The State Department defended a memo from Secretary of State Antony Blinken this month that urged staffers to steer clear of gendered language such as “mother” and “manpower”, writes FOX NEWS.

“If you look at that memo, as I have done, it’s a standard government practice to try to encourage people to just to be respectful of others, and use the terms with which others are comfortable, and talk to people the way that they would like to be addressed. And nothing more than that”, State Department Spokesperson Matthew Miller said during a press briefing.

Miller was reacting to reports of Blinken sending a memo titled “Modeling DEIA: Gender Identity Best Practices”, that aimed to “increase understanding of gender identity and provide guidance on gender identity language and best practices that support an inclusive work environment”.

“When speaking, avoid using phrases like “brave men and women on the front lines””, Blinken’s Feb. 5 cable, which was first obtained by the National Review, said. Instead, State staffers should “use more specific language such as ‘brave first responders,’ ‘brave soldiers,’ or ‘brave DS agents’”.

Miller said that though the memo had Blinken’s name on it, it did not necessarily come directly from the Secretary of State: “When it comes to these types of cables, they all come out with the Secretary’s signature on it. That’s the standard department practice, has been for years. It doesn’t mean that it’s necessarily a memo from the secretary himself”.

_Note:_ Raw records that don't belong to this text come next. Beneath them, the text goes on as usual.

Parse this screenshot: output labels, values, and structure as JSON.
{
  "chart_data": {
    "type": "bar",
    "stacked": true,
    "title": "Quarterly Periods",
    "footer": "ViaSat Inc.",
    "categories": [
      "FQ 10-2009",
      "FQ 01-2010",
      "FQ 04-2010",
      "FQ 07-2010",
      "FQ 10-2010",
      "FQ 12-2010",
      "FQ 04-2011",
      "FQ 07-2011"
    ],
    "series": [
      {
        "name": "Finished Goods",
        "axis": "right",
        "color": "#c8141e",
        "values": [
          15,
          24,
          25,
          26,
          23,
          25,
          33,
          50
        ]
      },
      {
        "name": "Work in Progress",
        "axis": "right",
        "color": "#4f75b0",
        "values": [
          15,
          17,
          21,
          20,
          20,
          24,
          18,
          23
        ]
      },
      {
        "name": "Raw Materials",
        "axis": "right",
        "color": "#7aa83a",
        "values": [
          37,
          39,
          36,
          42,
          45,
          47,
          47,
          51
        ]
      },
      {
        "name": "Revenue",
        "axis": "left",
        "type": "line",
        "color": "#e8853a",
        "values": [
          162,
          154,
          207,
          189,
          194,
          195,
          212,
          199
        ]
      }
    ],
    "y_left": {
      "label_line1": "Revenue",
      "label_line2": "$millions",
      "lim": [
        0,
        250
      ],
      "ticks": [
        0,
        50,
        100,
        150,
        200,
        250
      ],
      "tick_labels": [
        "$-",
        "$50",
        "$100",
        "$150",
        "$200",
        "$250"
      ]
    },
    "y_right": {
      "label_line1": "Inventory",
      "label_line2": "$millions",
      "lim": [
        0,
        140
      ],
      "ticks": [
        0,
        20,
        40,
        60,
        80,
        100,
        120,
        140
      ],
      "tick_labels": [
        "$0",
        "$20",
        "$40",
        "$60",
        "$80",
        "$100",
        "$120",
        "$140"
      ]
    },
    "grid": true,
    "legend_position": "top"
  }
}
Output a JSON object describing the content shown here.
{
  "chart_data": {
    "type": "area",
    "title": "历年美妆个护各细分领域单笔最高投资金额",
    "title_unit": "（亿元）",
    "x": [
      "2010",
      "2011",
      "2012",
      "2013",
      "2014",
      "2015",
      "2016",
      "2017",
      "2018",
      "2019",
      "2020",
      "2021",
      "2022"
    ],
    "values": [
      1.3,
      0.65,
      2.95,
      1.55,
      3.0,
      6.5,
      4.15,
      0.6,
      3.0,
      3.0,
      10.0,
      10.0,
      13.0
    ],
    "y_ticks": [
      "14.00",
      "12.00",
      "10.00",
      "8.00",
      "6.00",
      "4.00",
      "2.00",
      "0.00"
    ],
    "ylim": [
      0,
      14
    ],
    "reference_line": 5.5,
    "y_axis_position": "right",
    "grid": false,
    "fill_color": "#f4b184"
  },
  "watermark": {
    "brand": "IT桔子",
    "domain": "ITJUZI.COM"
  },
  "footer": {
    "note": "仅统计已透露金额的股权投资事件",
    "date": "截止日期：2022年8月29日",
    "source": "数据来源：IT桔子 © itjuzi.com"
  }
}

The guidance runs through a list of gendered phrases and words that should be avoided, including: “manpower”, “you guys”, “ladies and gentlemen”, “mother/father”, “son/daughter” and “husband/wife”. Instead, the memo urged staff to use “labor force”, “everyone”, “folks”, “you all”, “parent”, “child”, “spouse” or partner”, according to the report. Use “gender-neutral language whenever possible” to “show respect and avoid misunderstandings”, the guidance continued, and encouraged employees to include their preferred pronouns in emails or during meetings.